Metagenomic next-generation sequencing (mNGS) is an unbiased and rapid method for detecting pathogens. This study enrolled 145 suspected severe pneumonia patients who were admitted to the Affiliated Hospital of Jining Medical University. This study primarily aimed to determine the diagnostic performance of mNGS and conventional microbiological tests (CMTs) using bronchoalveolar lavage fluid samples for detecting pathogens. Our findings indicated that mNGS performed significantly higher sensitivity (97.54% vs 28.68%, P < 0.001), coincidence (90.34% vs 35.17%, P < 0.001), and negative predictive value (80.00% vs 13.21%, P < 0.001) but performed lower specificity than CMTs (52.17% vs 87.5%, P < 0.001). Streptococcus pneumoniae as the most common bacterial pathogen had the largest proportion (22.90%, 30/131) in this study. In addition to bacteria, fungi, and virus, mNGS can detect a variety of atypical pathogens such as Mycobacterium tuberculosis and non-tuberculous. Mixed infections were common in patients with severe pneumonia, and bacterial-fungal-viral-atypical pathogens were the most complicated infection. After adjustments of antibiotics based on mNGS and CMTs, the clinical manifestation improved in 139 (95.86%, 139/145) patients. Our data demonstrated that mNGS had significant advantage in diagnosing respiratory tract infections, especially atypical pathogens and fungal infections.

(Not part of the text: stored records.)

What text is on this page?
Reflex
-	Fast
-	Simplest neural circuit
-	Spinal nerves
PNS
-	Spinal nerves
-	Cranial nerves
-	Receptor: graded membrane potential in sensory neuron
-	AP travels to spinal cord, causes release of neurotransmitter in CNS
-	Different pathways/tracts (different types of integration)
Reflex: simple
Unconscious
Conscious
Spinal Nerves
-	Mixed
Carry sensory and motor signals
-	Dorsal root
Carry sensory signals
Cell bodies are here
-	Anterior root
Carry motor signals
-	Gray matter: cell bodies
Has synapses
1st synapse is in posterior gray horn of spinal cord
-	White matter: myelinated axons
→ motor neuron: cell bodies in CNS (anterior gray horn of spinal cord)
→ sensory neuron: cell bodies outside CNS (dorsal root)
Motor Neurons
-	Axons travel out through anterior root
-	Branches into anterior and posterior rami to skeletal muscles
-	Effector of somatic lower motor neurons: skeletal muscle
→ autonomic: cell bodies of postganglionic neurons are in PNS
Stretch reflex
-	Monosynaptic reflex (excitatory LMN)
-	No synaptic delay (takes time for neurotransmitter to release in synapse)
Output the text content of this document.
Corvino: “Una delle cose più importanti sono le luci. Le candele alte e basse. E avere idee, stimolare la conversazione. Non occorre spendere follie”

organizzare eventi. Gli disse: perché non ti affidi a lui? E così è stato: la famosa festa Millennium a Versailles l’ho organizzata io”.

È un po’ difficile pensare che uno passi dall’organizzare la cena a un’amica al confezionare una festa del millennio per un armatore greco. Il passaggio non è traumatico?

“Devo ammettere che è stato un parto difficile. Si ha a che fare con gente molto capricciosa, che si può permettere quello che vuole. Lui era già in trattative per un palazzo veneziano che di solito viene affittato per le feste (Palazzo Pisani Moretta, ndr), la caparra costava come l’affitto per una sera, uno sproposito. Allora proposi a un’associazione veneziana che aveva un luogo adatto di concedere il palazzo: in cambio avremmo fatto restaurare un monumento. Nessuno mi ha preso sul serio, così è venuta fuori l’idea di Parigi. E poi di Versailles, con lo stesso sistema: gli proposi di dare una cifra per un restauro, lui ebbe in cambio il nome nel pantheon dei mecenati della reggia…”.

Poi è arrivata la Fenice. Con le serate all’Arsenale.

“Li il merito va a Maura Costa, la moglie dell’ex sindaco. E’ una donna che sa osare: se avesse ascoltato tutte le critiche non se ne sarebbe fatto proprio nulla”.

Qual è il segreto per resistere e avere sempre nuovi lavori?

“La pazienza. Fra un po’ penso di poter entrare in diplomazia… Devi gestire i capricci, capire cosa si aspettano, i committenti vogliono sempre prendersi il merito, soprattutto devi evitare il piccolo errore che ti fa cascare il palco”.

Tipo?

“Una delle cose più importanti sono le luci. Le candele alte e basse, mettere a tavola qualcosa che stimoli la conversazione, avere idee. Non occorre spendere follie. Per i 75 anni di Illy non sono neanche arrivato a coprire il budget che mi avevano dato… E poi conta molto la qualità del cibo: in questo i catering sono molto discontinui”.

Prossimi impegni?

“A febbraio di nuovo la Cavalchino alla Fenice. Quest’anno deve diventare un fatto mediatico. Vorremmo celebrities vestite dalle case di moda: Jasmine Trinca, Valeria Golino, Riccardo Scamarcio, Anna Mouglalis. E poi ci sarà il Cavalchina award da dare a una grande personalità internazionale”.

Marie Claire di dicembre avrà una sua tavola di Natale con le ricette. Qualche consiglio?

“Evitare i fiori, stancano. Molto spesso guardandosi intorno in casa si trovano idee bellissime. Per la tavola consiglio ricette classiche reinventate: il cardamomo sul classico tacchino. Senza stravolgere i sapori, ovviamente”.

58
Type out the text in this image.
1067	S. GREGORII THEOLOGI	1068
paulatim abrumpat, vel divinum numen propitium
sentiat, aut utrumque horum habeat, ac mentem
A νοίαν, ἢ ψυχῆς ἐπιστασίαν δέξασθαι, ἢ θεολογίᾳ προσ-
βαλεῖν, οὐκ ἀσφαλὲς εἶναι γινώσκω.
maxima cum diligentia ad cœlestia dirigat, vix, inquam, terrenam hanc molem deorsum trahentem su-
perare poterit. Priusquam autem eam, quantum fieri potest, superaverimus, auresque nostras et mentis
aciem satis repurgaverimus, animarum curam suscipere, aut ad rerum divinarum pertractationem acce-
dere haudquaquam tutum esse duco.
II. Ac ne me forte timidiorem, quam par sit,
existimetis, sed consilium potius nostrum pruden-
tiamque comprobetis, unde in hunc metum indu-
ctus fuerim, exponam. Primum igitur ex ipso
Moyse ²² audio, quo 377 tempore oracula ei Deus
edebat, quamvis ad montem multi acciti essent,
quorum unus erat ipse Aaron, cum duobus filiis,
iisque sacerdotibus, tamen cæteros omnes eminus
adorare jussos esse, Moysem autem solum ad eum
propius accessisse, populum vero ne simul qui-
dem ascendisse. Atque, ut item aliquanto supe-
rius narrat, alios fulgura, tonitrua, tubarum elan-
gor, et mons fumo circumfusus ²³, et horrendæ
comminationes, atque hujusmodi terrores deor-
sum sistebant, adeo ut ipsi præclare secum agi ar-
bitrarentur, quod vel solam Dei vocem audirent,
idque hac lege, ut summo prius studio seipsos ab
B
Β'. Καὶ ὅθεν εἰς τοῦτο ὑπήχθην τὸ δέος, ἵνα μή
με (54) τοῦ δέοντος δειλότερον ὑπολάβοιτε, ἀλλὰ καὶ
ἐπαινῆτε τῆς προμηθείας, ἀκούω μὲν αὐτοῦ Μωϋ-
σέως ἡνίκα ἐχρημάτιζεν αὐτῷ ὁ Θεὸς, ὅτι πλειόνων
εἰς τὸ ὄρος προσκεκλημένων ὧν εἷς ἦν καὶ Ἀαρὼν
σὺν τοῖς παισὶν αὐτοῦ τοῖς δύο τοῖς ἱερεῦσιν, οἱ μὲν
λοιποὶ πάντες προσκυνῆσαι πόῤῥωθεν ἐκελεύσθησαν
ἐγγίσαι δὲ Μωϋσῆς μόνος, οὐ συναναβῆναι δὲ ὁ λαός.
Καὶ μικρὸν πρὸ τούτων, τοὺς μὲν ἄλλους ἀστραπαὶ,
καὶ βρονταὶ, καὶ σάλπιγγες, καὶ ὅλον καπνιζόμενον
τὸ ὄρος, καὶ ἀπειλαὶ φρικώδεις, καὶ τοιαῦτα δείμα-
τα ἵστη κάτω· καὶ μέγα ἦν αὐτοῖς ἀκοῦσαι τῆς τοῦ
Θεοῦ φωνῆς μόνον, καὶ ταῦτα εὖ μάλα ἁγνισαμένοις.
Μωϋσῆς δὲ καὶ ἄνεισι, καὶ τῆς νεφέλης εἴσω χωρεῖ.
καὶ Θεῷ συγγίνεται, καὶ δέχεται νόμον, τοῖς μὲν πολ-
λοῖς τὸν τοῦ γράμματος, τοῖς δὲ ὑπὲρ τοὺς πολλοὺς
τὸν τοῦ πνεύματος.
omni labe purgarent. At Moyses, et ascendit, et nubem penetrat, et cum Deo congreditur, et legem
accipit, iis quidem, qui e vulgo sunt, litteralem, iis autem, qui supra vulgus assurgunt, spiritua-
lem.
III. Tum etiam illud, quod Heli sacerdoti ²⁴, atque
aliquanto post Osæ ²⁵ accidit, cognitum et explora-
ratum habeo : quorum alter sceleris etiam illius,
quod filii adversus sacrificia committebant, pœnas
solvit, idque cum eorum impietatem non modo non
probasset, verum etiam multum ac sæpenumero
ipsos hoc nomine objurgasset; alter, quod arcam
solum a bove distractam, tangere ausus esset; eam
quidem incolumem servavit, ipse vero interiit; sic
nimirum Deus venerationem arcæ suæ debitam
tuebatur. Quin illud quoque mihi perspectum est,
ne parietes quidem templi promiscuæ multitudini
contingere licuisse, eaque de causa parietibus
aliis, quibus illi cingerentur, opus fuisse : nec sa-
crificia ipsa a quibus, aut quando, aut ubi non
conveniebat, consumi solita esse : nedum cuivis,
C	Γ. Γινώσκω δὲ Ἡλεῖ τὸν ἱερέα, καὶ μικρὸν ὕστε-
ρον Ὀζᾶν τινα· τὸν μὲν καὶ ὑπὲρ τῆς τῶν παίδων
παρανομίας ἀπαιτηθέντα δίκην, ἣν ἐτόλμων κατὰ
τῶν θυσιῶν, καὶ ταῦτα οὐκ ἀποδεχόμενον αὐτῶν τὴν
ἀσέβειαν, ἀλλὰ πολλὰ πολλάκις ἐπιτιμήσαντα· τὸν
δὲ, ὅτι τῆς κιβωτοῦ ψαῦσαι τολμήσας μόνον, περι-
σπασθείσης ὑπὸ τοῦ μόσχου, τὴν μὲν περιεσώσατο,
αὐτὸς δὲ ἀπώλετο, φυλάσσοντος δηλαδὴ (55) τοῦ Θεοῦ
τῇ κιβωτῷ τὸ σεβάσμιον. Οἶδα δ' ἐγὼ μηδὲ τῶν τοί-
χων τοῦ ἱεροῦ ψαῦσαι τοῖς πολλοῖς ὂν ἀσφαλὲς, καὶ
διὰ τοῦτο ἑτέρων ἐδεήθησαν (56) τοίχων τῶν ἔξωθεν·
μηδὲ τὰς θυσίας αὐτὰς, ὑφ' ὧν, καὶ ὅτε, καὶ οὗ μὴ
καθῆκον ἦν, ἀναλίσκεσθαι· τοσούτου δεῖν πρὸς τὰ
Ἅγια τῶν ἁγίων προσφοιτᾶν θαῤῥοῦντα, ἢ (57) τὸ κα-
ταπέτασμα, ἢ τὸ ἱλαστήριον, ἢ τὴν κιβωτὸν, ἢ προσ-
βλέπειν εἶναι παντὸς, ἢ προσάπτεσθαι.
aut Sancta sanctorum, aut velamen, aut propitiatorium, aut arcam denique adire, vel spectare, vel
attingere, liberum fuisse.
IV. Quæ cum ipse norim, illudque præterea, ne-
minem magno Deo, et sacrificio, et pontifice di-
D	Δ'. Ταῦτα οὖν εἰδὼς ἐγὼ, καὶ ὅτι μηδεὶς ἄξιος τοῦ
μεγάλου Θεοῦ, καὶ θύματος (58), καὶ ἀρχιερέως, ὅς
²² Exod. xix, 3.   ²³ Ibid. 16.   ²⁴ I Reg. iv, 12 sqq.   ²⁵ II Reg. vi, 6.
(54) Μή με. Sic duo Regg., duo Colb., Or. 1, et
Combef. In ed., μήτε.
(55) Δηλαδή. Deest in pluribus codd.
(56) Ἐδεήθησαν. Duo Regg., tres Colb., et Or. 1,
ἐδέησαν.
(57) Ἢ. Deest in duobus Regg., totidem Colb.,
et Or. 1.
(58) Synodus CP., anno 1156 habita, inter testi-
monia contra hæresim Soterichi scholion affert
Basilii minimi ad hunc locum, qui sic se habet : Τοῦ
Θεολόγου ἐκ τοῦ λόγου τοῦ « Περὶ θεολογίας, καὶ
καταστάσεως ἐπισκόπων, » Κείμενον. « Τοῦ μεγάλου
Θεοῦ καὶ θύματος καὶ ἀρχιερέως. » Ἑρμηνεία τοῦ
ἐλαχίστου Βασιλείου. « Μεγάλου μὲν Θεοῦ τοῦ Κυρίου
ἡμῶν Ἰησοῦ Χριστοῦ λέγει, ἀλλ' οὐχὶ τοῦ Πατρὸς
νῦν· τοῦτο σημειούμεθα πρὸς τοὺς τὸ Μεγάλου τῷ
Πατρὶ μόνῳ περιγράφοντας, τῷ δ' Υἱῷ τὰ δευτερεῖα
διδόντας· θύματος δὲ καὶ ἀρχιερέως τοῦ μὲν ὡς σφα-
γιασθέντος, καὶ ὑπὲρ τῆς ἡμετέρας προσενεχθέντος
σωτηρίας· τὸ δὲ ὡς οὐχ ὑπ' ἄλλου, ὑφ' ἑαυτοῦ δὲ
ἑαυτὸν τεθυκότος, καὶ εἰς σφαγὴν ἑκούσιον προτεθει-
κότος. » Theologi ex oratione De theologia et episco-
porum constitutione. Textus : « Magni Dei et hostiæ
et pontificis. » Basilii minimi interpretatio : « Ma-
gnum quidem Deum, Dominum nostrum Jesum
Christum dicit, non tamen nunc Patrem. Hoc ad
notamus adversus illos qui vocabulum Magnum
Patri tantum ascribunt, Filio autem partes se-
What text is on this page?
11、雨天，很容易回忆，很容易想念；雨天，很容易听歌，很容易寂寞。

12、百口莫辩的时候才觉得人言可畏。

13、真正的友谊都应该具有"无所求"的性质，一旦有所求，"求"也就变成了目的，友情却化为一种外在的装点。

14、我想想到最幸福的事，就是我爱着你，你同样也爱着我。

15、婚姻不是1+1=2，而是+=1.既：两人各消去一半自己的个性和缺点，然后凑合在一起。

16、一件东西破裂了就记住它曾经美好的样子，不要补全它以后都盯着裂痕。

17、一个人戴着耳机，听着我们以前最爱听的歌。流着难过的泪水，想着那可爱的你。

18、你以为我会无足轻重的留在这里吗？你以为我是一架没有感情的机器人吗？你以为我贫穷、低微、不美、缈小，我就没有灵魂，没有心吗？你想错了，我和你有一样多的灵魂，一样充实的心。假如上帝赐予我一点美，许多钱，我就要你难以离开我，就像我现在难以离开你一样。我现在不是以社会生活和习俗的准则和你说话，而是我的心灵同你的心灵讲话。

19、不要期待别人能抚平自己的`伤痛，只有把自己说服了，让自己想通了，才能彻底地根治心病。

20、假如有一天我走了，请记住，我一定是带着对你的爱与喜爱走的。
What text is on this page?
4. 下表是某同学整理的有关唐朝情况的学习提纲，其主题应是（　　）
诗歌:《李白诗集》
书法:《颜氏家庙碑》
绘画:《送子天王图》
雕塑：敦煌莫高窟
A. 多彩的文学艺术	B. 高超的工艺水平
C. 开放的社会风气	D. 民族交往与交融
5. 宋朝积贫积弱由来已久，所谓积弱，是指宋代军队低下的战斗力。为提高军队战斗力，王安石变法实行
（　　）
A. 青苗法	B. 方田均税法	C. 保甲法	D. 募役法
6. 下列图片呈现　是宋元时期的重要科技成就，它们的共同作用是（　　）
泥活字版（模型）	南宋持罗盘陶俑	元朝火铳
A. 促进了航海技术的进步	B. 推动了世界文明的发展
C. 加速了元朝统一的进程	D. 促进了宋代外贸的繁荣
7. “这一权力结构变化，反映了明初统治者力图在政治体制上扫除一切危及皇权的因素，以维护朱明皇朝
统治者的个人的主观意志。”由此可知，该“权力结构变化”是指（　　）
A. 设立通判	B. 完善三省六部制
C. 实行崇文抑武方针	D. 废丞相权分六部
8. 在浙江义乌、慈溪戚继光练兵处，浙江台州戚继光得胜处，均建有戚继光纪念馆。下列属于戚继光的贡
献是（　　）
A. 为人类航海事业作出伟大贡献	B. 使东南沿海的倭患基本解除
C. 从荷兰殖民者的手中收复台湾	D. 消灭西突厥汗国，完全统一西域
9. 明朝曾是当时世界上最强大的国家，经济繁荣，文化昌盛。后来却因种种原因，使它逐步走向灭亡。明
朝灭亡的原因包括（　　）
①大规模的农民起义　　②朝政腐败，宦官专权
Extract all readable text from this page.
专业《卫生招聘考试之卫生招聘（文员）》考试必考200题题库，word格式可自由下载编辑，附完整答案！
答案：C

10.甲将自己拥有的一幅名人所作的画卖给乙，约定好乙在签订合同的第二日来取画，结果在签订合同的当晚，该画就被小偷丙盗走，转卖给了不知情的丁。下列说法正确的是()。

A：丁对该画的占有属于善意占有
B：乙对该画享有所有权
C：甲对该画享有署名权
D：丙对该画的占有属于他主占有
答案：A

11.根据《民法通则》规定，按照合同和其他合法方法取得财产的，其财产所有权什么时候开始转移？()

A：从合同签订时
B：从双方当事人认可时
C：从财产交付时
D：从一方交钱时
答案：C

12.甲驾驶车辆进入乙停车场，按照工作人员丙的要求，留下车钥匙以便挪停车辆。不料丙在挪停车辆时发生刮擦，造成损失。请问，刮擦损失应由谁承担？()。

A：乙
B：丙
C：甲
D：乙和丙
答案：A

Pathogens were detected timely and comprehensively, contributing to the adjustments of antibiotic treatments timely and accurately, improving patient prognosis and decreasing mortality potentially.IMPORTANCEMetagenomic next-generation sequencing using bronchoalveolar lavage fluid can provide more comprehensive and accurate pathogens for respiratory tract infections, especially when considering the previous usage of empirical antibiotics before admission or complicated clinical presentation. This technology is expected to play an important role in the precise application of antimicrobial drugs in the future.